Some have wondered where Cameron has been all these years—grappling, perhaps, with the fallout of his outsized ego? (Who can forget his cringe-inducing “I’m the King of the World” declaration at the 1998 Oscars?) After the biggest-grossing movie of all time, the underwater documentaries we heard he was working on about sounded kind of anti-climactic. But the sci-fi geeks knew he has been honing CG technology and 3-D and sensed he was coming out with something tremendous. Cameron, who showed up yesterday to show 24 minutes of his latest project, 14 years in the making, did not disappoint.

Avatar tells the story of a planet named Pandora, a breathtaking place inhabited by a peaceful, beautiful tribe called the Na’vi—sinewy, blue skinned, tiny-waisted humanoid creatures with tails and pointy ears—whose existence is being threatened by the evil humans and their military. To save the Na’vis, scientist Sigourney Weaver sends forth to Pandora “Avatars”—laboratory-created human versions of Na’vis—to earn their trust and protect them with their human know-how. (In addition to Weaver, the movie stars relative unknowns Sam Worthington, of Terminator Salvation fame, and Star Trek's Zoe Saldana as the central Avatar and Na’vi, respectively.) “This is a film with a conscience,” Cameron explained to a crowd of 6,500, about the rape of the environment by industrial society.

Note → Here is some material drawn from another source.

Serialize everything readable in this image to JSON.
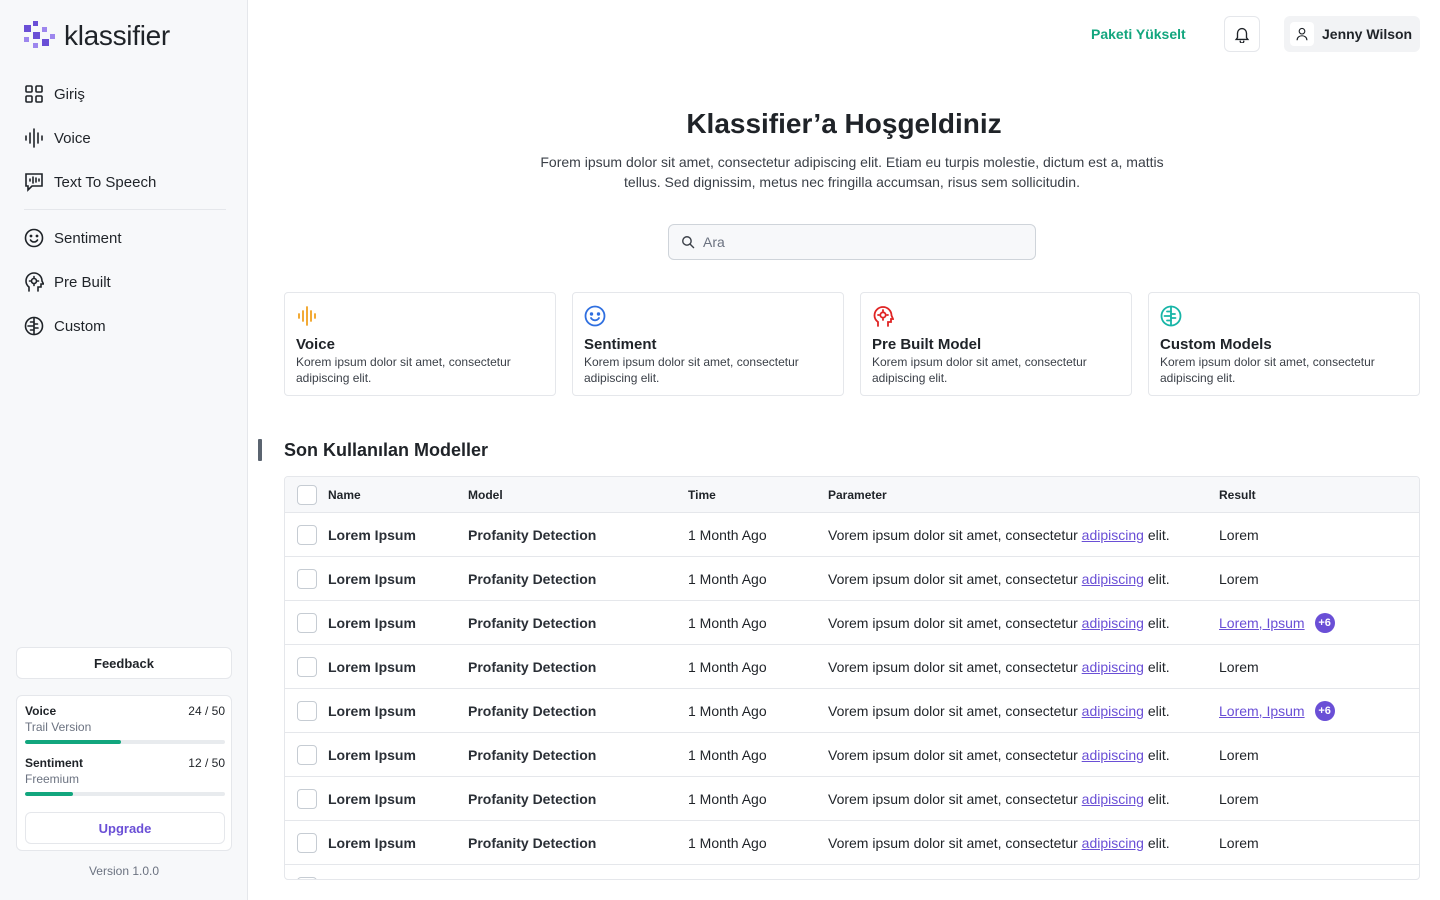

Okay, not the most groundbreaking theme, but Pandora is spectacular—a color-saturated world of 1,000-foot-tall trees, shifting mountains, iridescent flora in pinks and purples, floating jelly-fish-like “seeds.” The most stunning detail is the mossy turquoise ground that lights up under the feet of the graceful and Avatars and Na’vis.

I won’t pretend to know what’s actually trailblazing here on a technological level. I will say that the aficionados leaving the theater could not have been more pumped. “This is CG at the best it’s ever been,” one guy said to his friend. “This is CG at the best it ever will be,” his friend said back. Likewise, the crowd was psyched about the 3-D. “This was the way it should be,” said one, “not in your face and gimmicky, with things suddenly coming out there. You’re just there.”